When subscribing to the chain for the purposes of building an index you often will want to start at the beginning of the chain or a substantial time in the past when the given solution you are subscribing for started.

This kind of catch up takes days to process since algod only lets you retrieve a single block at a time and retrieving a block takes 0.5-1s. Given there are millions of blocks in MainNet it doesn’t take long to do the math to see why it takes so long to catch up.

This subscriber library has a unique, optional indexer catch up mode that allows you to use indexer to catch up to the tip of the chain in seconds or minutes rather than days for your specific filter.

This is really handy when you are doing local development or spinning up a new environment and don’t want to wait for days.

To make use of this feature, you need to set the syncBehaviour config to catchup-with-indexer and ensure that you pass indexer in to the entry point along with algod.

Any filter you apply will be seamlessly translated to indexer searches to get the historic transactions in the most efficient way possible based on the apis indexer exposes.

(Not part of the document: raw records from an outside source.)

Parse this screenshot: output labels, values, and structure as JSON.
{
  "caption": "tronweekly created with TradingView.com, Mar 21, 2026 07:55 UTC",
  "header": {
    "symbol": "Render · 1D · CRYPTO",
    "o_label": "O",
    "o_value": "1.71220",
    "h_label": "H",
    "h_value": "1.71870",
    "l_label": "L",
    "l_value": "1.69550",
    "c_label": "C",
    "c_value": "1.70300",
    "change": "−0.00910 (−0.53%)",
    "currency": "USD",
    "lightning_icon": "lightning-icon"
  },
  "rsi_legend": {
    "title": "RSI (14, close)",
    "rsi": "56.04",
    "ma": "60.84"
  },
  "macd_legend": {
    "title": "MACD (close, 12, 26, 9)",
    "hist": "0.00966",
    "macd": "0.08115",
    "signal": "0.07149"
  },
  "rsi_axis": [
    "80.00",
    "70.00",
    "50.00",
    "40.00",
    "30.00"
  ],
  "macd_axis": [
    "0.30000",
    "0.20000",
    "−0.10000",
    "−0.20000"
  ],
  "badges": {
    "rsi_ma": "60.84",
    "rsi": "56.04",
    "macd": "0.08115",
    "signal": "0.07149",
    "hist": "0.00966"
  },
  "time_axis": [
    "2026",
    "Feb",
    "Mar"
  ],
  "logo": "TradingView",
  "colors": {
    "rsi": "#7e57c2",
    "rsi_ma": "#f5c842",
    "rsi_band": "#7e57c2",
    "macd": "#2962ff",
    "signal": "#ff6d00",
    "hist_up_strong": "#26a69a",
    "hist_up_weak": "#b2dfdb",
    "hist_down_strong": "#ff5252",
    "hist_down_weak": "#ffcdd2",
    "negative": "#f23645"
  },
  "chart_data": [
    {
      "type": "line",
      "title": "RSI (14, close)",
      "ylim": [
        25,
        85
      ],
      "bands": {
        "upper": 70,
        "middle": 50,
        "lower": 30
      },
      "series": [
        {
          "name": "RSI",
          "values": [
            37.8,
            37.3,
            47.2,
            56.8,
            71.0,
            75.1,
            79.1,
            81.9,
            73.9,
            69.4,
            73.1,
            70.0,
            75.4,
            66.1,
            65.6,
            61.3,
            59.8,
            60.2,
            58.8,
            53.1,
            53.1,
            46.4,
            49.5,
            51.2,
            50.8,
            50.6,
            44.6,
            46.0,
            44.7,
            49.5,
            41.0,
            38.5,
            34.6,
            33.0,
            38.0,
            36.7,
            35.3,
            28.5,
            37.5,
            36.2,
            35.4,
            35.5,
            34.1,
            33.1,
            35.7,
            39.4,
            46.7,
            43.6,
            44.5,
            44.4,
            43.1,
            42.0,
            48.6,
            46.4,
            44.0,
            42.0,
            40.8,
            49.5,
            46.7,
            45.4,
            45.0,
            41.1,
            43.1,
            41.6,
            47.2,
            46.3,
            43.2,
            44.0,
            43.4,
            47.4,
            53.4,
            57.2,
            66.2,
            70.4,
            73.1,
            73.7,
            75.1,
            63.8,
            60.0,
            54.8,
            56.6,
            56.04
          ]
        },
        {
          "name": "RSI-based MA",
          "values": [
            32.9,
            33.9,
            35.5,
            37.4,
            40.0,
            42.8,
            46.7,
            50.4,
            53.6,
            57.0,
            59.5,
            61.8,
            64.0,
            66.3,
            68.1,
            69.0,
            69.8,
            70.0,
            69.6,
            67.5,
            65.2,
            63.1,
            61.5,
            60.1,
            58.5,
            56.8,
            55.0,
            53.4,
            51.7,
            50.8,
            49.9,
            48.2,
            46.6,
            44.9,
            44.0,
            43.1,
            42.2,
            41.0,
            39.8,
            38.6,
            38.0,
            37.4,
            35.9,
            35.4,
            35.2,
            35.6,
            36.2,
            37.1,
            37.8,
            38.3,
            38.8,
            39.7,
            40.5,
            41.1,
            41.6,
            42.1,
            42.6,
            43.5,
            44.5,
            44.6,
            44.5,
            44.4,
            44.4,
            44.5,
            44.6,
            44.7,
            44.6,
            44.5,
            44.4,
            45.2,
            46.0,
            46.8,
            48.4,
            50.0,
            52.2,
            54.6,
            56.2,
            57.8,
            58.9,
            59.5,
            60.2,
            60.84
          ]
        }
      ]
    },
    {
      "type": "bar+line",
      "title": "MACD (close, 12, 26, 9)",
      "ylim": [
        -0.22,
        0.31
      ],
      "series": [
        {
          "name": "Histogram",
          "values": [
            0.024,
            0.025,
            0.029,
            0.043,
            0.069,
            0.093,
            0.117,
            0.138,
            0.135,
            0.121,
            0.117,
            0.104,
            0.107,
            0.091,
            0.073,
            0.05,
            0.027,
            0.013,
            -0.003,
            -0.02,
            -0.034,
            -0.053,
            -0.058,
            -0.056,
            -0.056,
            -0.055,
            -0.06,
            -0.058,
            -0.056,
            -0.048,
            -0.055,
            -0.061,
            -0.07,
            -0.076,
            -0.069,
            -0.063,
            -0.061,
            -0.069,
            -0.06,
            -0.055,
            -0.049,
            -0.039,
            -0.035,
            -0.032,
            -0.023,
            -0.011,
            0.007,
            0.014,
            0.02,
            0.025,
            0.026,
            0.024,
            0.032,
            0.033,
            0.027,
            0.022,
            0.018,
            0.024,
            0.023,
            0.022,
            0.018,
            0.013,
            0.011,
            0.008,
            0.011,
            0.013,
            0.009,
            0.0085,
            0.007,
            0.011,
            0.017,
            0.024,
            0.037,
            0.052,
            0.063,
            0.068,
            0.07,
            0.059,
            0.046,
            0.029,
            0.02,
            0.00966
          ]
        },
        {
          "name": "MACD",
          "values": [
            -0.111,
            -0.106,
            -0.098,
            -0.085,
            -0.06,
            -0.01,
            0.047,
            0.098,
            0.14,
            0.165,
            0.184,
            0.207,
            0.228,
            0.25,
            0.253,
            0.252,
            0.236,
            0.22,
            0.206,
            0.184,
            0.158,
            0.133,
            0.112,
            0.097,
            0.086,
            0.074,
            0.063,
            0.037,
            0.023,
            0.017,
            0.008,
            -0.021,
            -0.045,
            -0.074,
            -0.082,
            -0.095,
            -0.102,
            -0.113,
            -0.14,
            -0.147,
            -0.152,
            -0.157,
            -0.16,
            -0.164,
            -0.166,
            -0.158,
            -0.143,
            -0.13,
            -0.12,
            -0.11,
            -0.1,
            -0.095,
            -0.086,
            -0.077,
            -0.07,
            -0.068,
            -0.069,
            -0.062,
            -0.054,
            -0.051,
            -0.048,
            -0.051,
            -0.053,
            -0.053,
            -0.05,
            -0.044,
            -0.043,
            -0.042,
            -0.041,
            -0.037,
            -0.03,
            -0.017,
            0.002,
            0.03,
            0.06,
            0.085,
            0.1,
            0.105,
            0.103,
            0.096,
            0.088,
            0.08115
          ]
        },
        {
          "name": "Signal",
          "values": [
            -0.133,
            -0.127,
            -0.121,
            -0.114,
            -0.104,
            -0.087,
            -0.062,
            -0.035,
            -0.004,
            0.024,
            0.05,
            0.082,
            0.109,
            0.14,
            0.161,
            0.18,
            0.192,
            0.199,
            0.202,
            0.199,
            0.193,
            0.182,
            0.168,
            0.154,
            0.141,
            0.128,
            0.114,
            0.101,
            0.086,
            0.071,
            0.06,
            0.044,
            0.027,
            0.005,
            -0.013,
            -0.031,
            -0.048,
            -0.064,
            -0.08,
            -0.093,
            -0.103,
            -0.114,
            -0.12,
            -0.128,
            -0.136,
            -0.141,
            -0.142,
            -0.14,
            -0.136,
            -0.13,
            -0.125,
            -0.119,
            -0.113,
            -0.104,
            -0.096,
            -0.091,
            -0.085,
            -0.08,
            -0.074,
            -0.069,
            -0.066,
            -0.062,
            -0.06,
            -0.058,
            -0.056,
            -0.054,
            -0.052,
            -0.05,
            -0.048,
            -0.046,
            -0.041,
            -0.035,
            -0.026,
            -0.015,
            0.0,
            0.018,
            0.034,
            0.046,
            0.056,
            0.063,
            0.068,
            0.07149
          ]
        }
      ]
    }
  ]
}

Once the subscriber is within maxRoundsToSync of the tip of the chain it will switch to subscribing using algod.

To see this in action, you can run the Data History Museum example in this repository against MainNet and see it sync millions of rounds in seconds.

The indexer catchup isn’t magic - if the filter you are trying to catch up with generates an enormous number of transactions (e.g. hundreds of thousands or millions) then it will run very slowly and has the potential for running out of compute and memory time depending on what the constraints are in the deployment environment you are running in. In that instance though, there is a config parameter you can use maxIndexerRoundsToSync so you can break the indexer catchup into multiple “polls” e.g. 100,000 rounds at a time. This allows a smaller batch of transactions to be retrieved and persisted in multiple batches.

To understand how the indexer behaviour works to know if you are likely to generate a lot of transactions it’s worth understanding the architecture of the indexer catchup; indexer catchup runs in two stages:

Pre-filtering: Any filters that can be translated to the indexer search transactions endpoint. This query is then run between the rounds that need to be synced and paginated in the max number of results (1000) at a time until all of the transactions are retrieved. This ensures we get round-based transactional consistency. This is the filter that can easily explode out though and take a long time when using indexer catchup. For avoidance of doubt, the following filters are the ones that are converted to a pre-filter:
- sender (single value)
- receiver (single value)
- type (single value)
- notePrefix
- appId (single value)
- assetId (single value)
- minAmount (and type = pay or assetId provided)
- maxAmount (and maxAmount < Number.MAX_SAFE_INTEGER and type = pay or (assetId provided and minAmount > 0))
Post-filtering: All remaining filters are then applied in-memory to the resulting list of transactions that are returned from the pre-filter before being returned as subscribed transactions.